Moving over rock and finding that rock warriors way inside must be the ultimate goal for every climber. Being free from fears, pride, expectations and demands and only climb intuitively.. Well, if it only was as easy as saying so!! I have a annoying tendency to get really hung up on details when I climb rope, never as much when I do bouldering for some reason. One theory is that I believe that it is held in higher esteem to climb well on rope, as if making that perfect ascent in good style would give me a raise or maybe even develop me as a person right there in the gym. We all know that is not really how the world works.. It is harder than that to be complete and peaceful.

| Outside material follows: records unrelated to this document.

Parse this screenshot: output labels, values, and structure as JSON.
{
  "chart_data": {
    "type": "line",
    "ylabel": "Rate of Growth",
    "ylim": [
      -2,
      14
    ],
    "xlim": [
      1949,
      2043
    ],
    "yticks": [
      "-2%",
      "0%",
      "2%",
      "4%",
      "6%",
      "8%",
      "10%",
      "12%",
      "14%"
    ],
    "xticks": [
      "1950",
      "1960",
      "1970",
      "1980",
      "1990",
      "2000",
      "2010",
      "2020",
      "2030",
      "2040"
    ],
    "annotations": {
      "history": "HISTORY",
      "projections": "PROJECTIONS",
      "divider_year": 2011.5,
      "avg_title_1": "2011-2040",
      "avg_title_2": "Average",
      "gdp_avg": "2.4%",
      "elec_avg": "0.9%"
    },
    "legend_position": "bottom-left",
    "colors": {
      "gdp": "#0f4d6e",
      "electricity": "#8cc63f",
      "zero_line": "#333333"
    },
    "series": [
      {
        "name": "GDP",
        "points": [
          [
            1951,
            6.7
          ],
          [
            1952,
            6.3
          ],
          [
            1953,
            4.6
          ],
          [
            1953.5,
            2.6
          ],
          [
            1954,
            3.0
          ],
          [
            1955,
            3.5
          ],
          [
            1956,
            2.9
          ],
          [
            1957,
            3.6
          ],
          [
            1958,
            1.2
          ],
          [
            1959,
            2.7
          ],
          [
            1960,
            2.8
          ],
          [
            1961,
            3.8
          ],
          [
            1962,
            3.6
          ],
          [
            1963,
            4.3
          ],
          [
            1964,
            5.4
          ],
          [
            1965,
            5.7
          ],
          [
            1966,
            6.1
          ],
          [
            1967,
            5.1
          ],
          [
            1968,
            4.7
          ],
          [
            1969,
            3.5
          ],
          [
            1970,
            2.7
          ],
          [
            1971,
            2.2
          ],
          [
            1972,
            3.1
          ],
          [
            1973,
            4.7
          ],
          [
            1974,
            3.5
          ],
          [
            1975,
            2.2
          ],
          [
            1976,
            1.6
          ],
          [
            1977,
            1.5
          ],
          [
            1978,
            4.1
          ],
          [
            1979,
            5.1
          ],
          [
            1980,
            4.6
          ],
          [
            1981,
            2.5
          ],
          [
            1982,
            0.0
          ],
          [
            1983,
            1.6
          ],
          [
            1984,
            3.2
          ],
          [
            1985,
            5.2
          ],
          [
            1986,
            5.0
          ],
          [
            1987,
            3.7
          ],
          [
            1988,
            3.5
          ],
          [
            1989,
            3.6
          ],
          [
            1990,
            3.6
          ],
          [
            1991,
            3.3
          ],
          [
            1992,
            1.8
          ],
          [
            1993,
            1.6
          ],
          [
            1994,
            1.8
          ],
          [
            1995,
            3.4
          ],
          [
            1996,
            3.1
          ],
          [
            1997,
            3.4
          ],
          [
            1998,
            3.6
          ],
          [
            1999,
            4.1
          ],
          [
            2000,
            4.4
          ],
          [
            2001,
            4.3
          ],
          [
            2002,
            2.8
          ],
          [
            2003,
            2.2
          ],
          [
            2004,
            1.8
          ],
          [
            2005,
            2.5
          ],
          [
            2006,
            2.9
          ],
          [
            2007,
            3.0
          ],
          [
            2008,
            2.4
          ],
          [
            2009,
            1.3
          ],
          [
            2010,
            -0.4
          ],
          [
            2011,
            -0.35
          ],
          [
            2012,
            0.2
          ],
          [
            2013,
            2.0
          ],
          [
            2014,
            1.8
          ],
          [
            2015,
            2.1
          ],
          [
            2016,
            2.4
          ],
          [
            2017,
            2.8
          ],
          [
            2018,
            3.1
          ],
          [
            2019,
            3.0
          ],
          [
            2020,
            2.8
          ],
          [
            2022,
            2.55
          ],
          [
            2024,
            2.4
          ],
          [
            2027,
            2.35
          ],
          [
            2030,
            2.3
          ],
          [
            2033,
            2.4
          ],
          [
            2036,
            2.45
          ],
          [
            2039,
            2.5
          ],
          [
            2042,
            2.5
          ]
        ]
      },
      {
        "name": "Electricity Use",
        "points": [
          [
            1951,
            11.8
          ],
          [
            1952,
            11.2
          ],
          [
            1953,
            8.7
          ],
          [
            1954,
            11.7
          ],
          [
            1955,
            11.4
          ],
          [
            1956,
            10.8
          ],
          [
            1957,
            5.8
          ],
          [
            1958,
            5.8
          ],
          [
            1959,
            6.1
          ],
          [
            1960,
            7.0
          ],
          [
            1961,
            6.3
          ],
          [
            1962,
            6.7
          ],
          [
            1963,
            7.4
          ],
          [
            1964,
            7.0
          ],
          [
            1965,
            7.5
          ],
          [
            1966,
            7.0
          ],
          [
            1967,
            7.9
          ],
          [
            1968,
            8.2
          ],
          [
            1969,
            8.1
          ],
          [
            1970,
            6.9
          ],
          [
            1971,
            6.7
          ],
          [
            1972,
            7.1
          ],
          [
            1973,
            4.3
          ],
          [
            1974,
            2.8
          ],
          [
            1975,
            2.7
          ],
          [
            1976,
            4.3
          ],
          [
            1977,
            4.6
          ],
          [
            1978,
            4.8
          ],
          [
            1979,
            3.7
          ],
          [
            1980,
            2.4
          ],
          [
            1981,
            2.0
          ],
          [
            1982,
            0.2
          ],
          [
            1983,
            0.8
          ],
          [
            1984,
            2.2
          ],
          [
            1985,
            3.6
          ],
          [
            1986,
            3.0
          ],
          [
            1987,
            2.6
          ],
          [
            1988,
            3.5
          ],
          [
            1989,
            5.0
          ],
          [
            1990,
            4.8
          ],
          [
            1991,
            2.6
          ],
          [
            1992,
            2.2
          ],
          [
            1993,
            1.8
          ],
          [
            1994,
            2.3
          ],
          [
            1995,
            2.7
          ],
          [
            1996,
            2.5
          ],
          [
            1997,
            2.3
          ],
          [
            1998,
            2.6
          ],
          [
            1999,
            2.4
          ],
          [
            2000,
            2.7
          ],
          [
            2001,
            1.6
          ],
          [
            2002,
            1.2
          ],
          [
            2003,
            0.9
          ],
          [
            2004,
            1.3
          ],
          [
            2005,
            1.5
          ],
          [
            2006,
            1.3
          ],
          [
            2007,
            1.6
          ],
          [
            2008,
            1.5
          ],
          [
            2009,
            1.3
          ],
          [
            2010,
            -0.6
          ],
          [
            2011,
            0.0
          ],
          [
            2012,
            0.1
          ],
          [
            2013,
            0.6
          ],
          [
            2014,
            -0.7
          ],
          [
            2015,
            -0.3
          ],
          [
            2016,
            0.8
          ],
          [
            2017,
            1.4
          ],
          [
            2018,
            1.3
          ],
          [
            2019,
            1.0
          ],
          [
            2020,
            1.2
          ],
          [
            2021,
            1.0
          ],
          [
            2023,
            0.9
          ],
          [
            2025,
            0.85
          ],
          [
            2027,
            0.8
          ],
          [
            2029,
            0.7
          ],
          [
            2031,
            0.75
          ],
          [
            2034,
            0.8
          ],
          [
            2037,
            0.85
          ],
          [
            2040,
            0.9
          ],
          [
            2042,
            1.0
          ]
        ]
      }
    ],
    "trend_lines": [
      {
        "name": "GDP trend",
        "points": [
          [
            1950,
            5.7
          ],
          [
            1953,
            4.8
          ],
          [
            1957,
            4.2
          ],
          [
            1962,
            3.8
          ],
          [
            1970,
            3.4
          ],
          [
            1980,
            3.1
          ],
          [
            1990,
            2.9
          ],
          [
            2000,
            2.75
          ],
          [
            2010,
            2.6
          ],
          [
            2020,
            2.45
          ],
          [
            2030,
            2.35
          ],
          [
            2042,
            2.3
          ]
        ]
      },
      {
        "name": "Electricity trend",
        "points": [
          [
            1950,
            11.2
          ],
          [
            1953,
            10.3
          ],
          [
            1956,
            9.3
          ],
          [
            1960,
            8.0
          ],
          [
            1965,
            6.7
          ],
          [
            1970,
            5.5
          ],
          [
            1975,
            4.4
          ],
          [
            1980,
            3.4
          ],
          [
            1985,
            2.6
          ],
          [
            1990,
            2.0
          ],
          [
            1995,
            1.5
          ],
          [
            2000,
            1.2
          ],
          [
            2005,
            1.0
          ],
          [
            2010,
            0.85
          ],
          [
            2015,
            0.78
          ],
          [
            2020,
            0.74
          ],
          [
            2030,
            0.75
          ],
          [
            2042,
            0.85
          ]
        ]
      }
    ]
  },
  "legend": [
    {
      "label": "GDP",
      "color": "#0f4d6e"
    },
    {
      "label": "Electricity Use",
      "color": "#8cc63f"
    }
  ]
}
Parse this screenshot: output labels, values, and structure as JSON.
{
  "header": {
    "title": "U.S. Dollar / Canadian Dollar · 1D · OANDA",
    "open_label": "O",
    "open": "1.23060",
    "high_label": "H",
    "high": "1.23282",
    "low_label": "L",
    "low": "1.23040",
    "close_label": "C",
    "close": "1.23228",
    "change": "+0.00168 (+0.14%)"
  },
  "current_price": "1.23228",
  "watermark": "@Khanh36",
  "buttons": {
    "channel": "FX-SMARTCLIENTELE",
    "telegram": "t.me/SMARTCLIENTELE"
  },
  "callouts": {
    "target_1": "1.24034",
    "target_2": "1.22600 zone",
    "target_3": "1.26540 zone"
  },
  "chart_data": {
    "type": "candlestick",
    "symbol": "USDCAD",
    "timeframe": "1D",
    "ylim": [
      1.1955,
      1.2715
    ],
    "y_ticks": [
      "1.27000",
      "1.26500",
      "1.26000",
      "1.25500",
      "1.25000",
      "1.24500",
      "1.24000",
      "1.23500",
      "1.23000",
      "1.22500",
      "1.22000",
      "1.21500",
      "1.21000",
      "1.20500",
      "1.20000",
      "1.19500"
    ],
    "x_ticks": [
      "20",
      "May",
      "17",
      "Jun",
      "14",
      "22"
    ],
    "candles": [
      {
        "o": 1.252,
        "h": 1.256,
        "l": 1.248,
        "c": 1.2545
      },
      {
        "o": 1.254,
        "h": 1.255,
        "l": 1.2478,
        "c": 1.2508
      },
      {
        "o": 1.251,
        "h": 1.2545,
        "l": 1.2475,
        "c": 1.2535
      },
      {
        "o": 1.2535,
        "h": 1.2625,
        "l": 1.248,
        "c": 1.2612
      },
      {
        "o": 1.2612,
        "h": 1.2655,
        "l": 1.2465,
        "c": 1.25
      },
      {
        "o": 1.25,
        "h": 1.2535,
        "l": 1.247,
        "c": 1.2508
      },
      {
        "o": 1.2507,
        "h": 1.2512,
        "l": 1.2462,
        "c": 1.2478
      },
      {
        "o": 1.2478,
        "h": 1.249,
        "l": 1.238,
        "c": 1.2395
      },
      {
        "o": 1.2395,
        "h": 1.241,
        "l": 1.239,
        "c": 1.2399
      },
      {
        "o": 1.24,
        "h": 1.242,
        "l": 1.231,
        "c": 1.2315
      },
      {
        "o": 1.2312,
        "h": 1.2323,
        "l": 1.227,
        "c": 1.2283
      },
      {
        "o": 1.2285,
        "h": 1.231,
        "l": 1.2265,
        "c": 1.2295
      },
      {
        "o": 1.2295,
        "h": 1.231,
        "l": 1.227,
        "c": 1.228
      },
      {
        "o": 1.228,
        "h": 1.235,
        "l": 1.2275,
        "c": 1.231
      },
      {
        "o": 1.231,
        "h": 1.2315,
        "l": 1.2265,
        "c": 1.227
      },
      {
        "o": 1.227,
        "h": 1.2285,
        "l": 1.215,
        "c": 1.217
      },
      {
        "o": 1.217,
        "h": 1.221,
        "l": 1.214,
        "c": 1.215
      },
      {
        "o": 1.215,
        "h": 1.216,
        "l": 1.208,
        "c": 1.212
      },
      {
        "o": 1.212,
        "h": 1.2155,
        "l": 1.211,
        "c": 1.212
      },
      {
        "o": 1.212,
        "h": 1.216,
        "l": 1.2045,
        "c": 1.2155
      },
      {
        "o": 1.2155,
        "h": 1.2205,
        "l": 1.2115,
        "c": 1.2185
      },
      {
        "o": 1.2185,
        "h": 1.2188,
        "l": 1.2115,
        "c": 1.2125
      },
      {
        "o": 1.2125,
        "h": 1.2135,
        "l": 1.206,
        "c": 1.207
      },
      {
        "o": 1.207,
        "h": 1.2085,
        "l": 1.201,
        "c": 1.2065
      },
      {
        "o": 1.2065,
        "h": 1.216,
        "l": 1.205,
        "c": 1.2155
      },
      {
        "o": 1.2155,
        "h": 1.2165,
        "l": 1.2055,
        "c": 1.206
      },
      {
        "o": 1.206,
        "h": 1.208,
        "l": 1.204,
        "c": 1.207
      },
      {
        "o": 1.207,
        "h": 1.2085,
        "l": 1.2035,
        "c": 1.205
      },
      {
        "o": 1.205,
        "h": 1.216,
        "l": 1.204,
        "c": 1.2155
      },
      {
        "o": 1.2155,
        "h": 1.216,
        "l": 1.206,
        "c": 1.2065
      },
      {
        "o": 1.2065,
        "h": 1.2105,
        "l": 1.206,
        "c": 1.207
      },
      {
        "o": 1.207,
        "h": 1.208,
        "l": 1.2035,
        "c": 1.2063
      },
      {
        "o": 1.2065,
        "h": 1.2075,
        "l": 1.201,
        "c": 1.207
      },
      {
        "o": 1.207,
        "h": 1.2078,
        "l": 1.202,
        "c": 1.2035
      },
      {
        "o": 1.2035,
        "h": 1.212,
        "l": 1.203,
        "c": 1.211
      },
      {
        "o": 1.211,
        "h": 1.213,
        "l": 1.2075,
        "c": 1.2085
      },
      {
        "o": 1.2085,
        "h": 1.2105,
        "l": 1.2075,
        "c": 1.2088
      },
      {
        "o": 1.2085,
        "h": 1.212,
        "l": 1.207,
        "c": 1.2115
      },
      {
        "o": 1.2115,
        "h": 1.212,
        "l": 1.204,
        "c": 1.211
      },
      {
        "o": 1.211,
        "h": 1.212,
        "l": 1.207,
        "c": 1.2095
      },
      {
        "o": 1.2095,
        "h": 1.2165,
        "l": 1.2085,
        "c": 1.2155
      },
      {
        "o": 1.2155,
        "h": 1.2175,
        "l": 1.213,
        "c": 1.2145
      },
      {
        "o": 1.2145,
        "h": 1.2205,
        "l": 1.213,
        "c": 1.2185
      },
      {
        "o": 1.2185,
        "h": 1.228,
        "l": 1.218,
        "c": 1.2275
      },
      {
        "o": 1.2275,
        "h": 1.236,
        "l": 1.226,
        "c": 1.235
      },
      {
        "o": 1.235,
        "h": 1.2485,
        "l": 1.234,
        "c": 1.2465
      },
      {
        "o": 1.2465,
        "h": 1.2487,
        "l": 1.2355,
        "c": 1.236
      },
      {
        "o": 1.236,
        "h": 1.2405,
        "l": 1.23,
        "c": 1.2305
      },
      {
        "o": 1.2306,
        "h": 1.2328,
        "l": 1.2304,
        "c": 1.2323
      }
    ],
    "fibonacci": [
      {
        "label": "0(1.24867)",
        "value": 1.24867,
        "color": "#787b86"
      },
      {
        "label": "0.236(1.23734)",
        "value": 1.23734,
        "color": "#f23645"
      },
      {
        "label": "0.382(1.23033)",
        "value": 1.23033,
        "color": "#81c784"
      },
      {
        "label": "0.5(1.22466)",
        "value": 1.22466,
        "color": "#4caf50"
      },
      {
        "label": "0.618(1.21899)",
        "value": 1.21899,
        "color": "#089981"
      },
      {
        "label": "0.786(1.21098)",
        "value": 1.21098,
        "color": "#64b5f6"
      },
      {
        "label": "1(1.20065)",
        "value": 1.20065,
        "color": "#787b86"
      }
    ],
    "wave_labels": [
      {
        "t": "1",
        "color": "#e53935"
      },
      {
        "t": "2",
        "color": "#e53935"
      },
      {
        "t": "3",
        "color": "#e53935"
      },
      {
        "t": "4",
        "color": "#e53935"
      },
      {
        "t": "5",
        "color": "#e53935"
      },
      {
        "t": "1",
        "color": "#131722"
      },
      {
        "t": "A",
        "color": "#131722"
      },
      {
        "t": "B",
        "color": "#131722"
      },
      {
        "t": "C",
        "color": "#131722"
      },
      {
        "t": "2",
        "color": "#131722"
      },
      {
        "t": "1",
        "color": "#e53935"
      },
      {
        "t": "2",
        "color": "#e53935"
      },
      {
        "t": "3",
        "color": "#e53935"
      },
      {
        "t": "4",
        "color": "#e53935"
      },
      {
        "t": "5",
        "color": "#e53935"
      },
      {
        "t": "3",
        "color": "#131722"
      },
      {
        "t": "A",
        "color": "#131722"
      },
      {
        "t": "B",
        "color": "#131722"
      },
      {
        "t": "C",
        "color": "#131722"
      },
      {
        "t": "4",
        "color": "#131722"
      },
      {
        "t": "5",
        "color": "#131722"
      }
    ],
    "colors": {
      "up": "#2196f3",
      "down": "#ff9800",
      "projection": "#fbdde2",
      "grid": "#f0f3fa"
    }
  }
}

A couple of years back I did ashtanga yoga 4-5 days a week, not necessarily to become more flexible but in search of a greater peace of mind. To burn through the obstacles of my psychology and reach a state of acceptance, and it worked well. I felt better and more relaxed than ever, working my way through old pains and regrets towards a more smooth rhythm in my life. And then I stopped.. I never really figured out why because it was something I sort of promised myself I would keep doing. I had a very unique teacher and did my practice in a traditional manner which is hard to find these days in a community where everything is about making money on expensive courses and fancy #yogagyms”. My shala (or room where you perform the practice) was smelly, rugged, basement like and full of love! I absolutely fell in love with it and the people who met me there day in and day out. I miss it and can only hope to find the time again in the future..
Now when I do some stretching after climbing or lifting I tend to feel stiff, short of breath and uncomfortable. And I don’t do any of the soothing breathing that is a foundation in yoga. I have become stronger but also tighter and more bulky, something my yoga teacher would try hard to get me away from. But still I find the doorway to that peace of mind I once got closer to through my practice two years back, just by stretching and stopping for a couple of minutes. It’s maybe easier than I think, to return to the shala? At least I know I would be welcome back and my body would welcome it back.